To make it explicit, a $ that is not followed by a character in this regex:

 [0-9a-zA-Z@*#?$!-]

is explicitly unspecified: any result is allowed by POSIX.

That is: any specific result is not guaranteed by POSIX.

Or, if used, there is not way to know what whould be done by following POSIX.

However, all implementations that I know of accept a trailing $ as part of the preceding word (if any).

$ does not have a special meaning by itself (try echo $), only when combined with other character after it and forming an expansion, e.g. $var (or ${var}), $(util), $((1+2)).

The $ gets its "special" meaning as defining an expansion in the POSIX standard under the section Token Recognition:

If the current character is an unquoted $ or `, the shell shall identify the start of any candidates for parameter expansion, command substitution, or arithmetic expansion from their introductory unquoted character sequences: $ or ${, $( or `, and $((, respectively. The shell shall read sufficient input to determine the end of the unit to be expanded. While processing the characters, if instances of expansions or quoting are found nested within the substitution, the shell shall recursively process them in the manner specified for the construct that is found. The characters found from the beginning of the substitution to its end, allowing for any recursion necessary to recognize embedded constructs, shall be included unmodified in the result token, including any embedded or enclosing substitution operators or quotes. The token shall not be delimited by the end of the substitution.
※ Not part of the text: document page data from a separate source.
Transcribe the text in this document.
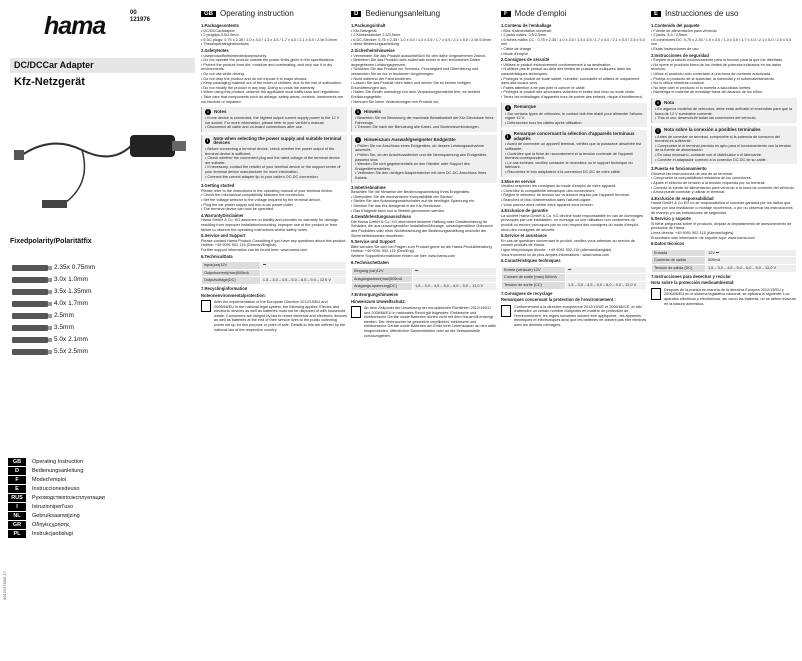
hama	00
121976
DC/DCCar Adapter
Kfz-Netzgerät
Fixedpolarity/Polaritätfix
2.35x 0.75mm
3.0x 1.0mm
3.5x 1.35mm
4.0x 1.7mm
2.5mm
3.5mm
5.0x 2.1mm
5.5x 2.5mm
GB	Operating Instruction
D	Bedienungsanleitung
F	Moded'emploi
E	Instruccionesdeuso
RUS	Руководствопоэксплуатации
I	Istruzioniperl'uso
NL	Gebruiksaanwijzing
GR	Οδηγίεςχρήσης
PL	Instrukcjaobsługi
00121976/06.17
GB Operating instruction
1.Packagecontents
• DC/DCCarAdapter
• 2 plugtips:3.5/2.5mm
• 6 DC plugs: 0.75 x 2.35 / 1.0 x 3.0 / 1.3 x 3.5 / 1.7 x 4.0 / 2.1 x 5.0 / 2.5x 5.5mm
• Theseoperatinginstructions
2.SafetyNotes
• Useproductforitsintendedpurposeonly.
• Do not operate the product outside the power limits given in the specifications.
• Protect the product from dirt, moisture and overheating, and only use it in dry environments.
• Do not use while driving.
• Do not drop the product and do not expose it to major shocks.
• Keep packaging material out of the reach of children, due to the risk of suffocation.
• Do not modify the product in any way. Doing so voids the warranty.
• When using this product, observe the applicable local traffic laws and regulations.
• Take care that components such as airbags, safety areas, controls, instruments are not blocked or impaired.
i	Notes
• If one device is connected, the highest output current supply power to the 12 V car socket. For more information, please refer to your vehicle's manual.
• Disconnect all cable and on-board connections after use.
i
Note when selecting the power supply and suitable terminal devices
• Before connecting a terminal device, check whether the power output of the terminal device is sufficient.
• Check whether the connected plug and the rated voltage of the terminal device are suitable.
• If necessary, contact the retailer of your terminal device or the support centre of your terminal device manufacturer for more information.
• Connect the correct adapter tip to your cable's DC-DC connection.
3.Getting started
Please refer to the instructions in the operating manual of your terminal device.
• Check the mechanical compatibility between the connectors.
• Set the voltage selector to the voltage required by the terminal device.
• Plug the car power supply unit into a car power outlet.
• The terminal device can now be operated.
4.WarrantyDisclaimer
Hama GmbH & Co. KG assumes no liability and provides no warranty for damage resulting from improper installation/mounting, improper use of the product or from failure to observe the operating instructions and/or safety notes.
5.Service and Support
Please contact Hama Product Consulting if you have any questions about this product.
Hotline: +49 9091 502-115 (German/English)
Further support information can be found here: www.hama.com
6.TechnicalData
Input(car)12V	⎓
Outputcurrent(max)500mA	
Outputvoltage(DC)	1.5 – 3.0 – 4.5 – 5.0 – 6.0 – 9.0 – 12.0 V
7.Recyclinginformation
Noteonenvironmentalprotection:
After the implementation of the European Directive 2012/19/EU and 2006/66/EU in the national legal system, the following applies: Electric and electronic devices as well as batteries must not be disposed of with household waste. Consumers are obliged by law to return electrical and electronic devices as well as batteries at the end of their service lives to the public collecting points set up for this purpose or point of sale. Details to this are defined by the national law of the respective country.
D Bedienungsanleitung
1.Packungsinhalt
• Kfz-Netzgerät
• 2 Klinkenstecker 2,5/3,5mm
• 6 DC-Stecker: 0,75 x 2,35 / 1,0 x 3,0 / 1,3 x 3,5 / 1,7 x 4,0 / 2,1 x 5,0 / 2,5x 5,5mm
• diese Bedienungsanleitung
2.Sicherheitshinweise
• Verwenden Sie das Produkt ausschließlich für den dafür vorgesehenen Zweck.
• Betreiben Sie das Produkt nicht außerhalb seiner in den technischen Daten angegebenen Leistungsgrenzen.
• Schützen Sie das Produkt vor Schmutz, Feuchtigkeit und Überhitzung und verwenden Sie es nur in trockenen Umgebungen.
• Nicht während der Fahrt bedienen.
• Lassen Sie das Produkt nicht fallen und setzen Sie es keinen heftigen Erschütterungen aus.
• Halten Sie Kinder unbedingt von dem Verpackungsmaterial fern, es besteht Erstickungsgefahr.
• Nehmen Sie keine Veränderungen am Produkt vor.
i	Hinweis
• Beachten Sie vor Benutzung die maximale Belastbarkeit der Kfz-Steckdose Ihres Fahrzeugs.
• Trennen Sie nach der Benutzung alle Kabel- und Bordnetzverbindungen.
i	Hinweiszum Auswahlgeeigneter Endgeräte
• Prüfen Sie vor Anschluss eines Endgerätes, ob dessen Leistungsaufnahme ausreicht.
• Prüfen Sie, ob der Anschlussstecker und die Nennspannung des Endgerätes passend sind.
• Wenden Sie sich gegebenenfalls an den Händler oder Support des Endgeräteherstellers.
• Verbinden Sie den richtigen Adapterstecker mit dem DC-DC-Anschluss Ihres Kabels.
3.Inbetriebnahme
Beachten Sie die Hinweise der Bedienungsanleitung Ihres Endgerätes.
• Überprüfen Sie die mechanische Kompatibilität der Stecker.
• Stellen Sie den Spannungswahlschalter auf die benötigte Spannung ein.
• Stecken Sie das Kfz-Netzgerät in die Kfz-Steckdose.
• Das Endgerät kann nun in Betrieb genommen werden.
4.Gewährleistungsausschluss
Die Hama GmbH & Co. KG übernimmt keinerlei Haftung oder Gewährleistung für Schäden, die aus unsachgemäßer Installation/Montage, unsachgemäßem Gebrauch des Produktes oder einer Nichtbeachtung der Bedienungsanleitung und/oder der Sicherheitshinweise resultieren.
5.Service und Support
Bitte wenden Sie sich bei Fragen zum Produkt gerne an die Hama-Produktberatung.
Hotline: +49 9091 502-115 (Deu/Eng)
Weitere Supportinformationen finden sie hier: www.hama.com
6.TechnischeDaten
Eingang (car)12V	⎓
Ausgangsstrom(max)500mA	
Ausgangs-spannung(DC)	1,5 – 3,0 – 4,5 – 5,0 – 6,0 – 9,0 – 12,0 V
7.Entsorgungshinweise
Hinweiszum Umweltschutz:
Ab dem Zeitpunkt der Umsetzung der europäischen Richtlinien 2012/19/EU und 2006/66/EU in nationales Recht gilt folgendes: Elektrische und elektronische Geräte sowie Batterien dürfen nicht mit dem Hausmüll entsorgt werden. Der Verbraucher ist gesetzlich verpflichtet, elektrische und elektronische Geräte sowie Batterien am Ende ihrer Lebensdauer an den dafür eingerichteten, öffentlichen Sammelstellen oder an die Verkaufsstelle zurückzugeben.
F Mode d'emploi
1.Contenu de l'emballage
• Bloc d'alimentation universel
• 2 jacks mâles: 3,5/2,5mm
• 6 fiches mâles CC : 0,75 x 2,35 / 1,0 x 3,0 / 1,3 x 3,5 / 1,7 x 4,0 / 2,1 x 5,0 / 2,5 x 5,5 mm
• Câble de charge
• Mode d'emploi
2.Consignes de sécurité
• Utilisez le produit exclusivement conformément à sa destination.
• N'utilisez pas le produit au-delà des limites de puissance indiquées dans les caractéristiques techniques.
• Protégez le produit de toute saleté, humidité, surchauffe et utilisez-le uniquement dans des locaux secs.
• Faites attention à ne pas plier ni coincer le câble.
• Protégez le produit des secousses violentes et évitez tout choc ou toute chute.
• Tenez les emballages d'appareils hors de portée des enfants, risque d'étouffement.
i	Remarque
• Sur certains types de véhicules, le contact doit être établi pour alimenter l'allume-cigare 12 V.
• Débranchez tous les câbles après utilisation.
i
Remarque concernant la sélection d'appareils terminaux adaptés
• Avant de connecter un appareil terminal, vérifiez que la puissance absorbée est suffisante.
• Contrôlez que la fiche de raccordement et la tension nominale de l'appareil terminal correspondent.
• Le cas échéant, veuillez contacter le revendeur ou le support technique du fabricant.
• Raccordez le bon adaptateur à la connexion DC-DC de votre câble.
3.Mise en service
Veuillez respecter les consignes du mode d'emploi de votre appareil.
• Contrôlez la compatibilité mécanique des connecteurs.
• Réglez le sélecteur de tension sur la tension requise par l'appareil terminal.
• Branchez le bloc d'alimentation dans l'allume-cigare.
• Vous pouvez alors mettre votre appareil sous tension.
4.Exclusion de garantie
La société Hama GmbH & Co. KG décline toute responsabilité en cas de dommages provoqués par une installation, un montage ou une utilisation non conformes du produit ou encore provoqués par un non respect des consignes du mode d'emploi et/ou des consignes de sécurité.
5.Service et assistance
En cas de questions concernant le produit, veuillez vous adresser au service de conseil produits de Hama.
Ligne téléphonique directe : +49 9091 502-115 (allemand/anglais)
Vous trouverez ici de plus amples informations : www.hama.com
6.Caractéristiques techniques
Entrée (véhicule) 12V	⎓
Courant de sortie (max) 500mA	
Tension de sortie (CC)	1,5 – 3,0 – 4,5 – 5,0 – 6,0 – 9,0 – 12,0 V
7.Consignes de recyclage
Remarques concernant la protection de l'environnement :
Conformément à la directive européenne 2012/19/UE et 2006/66/CE, et afin d'atteindre un certain nombre d'objectifs en matière de protection de l'environnement, les règles suivantes doivent être appliquées : les appareils électriques et électroniques ainsi que les batteries ne doivent pas être éliminés avec les déchets ménagers.
E Instrucciones de uso
1.Contenido del paquete
• Fuente de alimentación para vehículo
• 2 jacks: 3,5 / 2,5mm
• 6 conectores DC: 0,75 x 2,35 / 1,0 x 3,0 / 1,3 x 3,5 / 1,7 x 4,0 / 2,1 x 5,0 / 2,5 x 5,5 mm
• Estas instrucciones de uso
2.Instrucciones de seguridad
• Emplee el producto exclusivamente para la función para la que fue diseñado.
• No opere el producto fuera de los límites de potencia indicados en los datos técnicos.
• Utilice el producto sólo conectado a una toma de corriente autorizada.
• Proteja el producto de la suciedad, la humedad y el sobrecalentamiento.
• No lo utilice mientras conduce.
• No deje caer el producto ni lo someta a sacudidas fuertes.
• Mantenga el material de embalaje fuera del alcance de los niños.
i	Nota
• En algunos modelos de vehículos, debe estar activado el encendido para que la toma de 12 V suministre corriente.
• Tras el uso, desenchufe todas las conexiones del vehículo.
i	Nota sobre la conexión a posibles terminales
• Antes de conectar un terminal, compruebe si la potencia de consumo del terminal es suficiente.
• Compruebe si el terminal previsto es apto para el funcionamiento con la tensión de la fuente de alimentación.
• En caso necesario, contacte con el distribuidor o el fabricante.
• Conecte el adaptador correcto a la conexión DC-DC de su cable.
3.Puesta en funcionamiento
Observe las instrucciones de uso de su terminal.
• Compruebe la compatibilidad mecánica de los conectores.
• Ajuste el selector de tensión a la tensión requerida por su terminal.
• Conecte la fuente de alimentación para vehículo a la toma de corriente del vehículo.
• Ahora puede conectar y utilizar el terminal.
4.Exclusión de responsabilidad
Hama GmbH & Co KG no se responsabiliza ni concede garantía por los daños que surjan por una instalación o montaje incorrectos, o por no observar las instrucciones de manejo y/o las indicaciones de seguridad.
5.Servicio y soporte
Si tiene preguntas sobre el producto, diríjase al departamento de asesoramiento de productos de Hama.
Línea directa: +49 9091 502-115 (Alemán/Inglés)
Encontrará más información de soporte aquí: www.hama.com
6.Datos técnicos
Entrada	12V ⎓
Corriente de salida	500mA
Tensión de salida (DC)	1,5 – 3,0 – 4,5 – 5,0 – 6,0 – 9,0 – 12,0 V
7.Instrucciones para desechar y reciclar
Nota sobre la protección medioambiental:
Después de la puesta en marcha de la directiva Europea 2012/19/EU y 2006/66/EU en el sistema legislativo nacional, se aplicara lo siguiente: Los aparatos eléctricos y electrónicos, así como las baterías, no se deben evacuar en la basura doméstica.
So, if $ does not form an expansion, other parsing rules come into effect:

If the previous character was part of a word, the current character shall be appended to that word.

That covers your ab$ string.

In the case of a lone $ (the "new word" would be the $ by itself):

The current character is used as the start of a new word.

The meaning of the generated word containing a $ that is not a standard expansion is explicitly defined as unspecified by POSIX.

Also note that $ is the last character in $$, but that this also happens to be the variable that holds the current shell's PID. In bash, !$ may invoke a history expansion (the last argument af the previous command). So in general, no, $ is not without meaning at the end of an unquoted word, but at the end of a word it does at least not denote a standard expansion.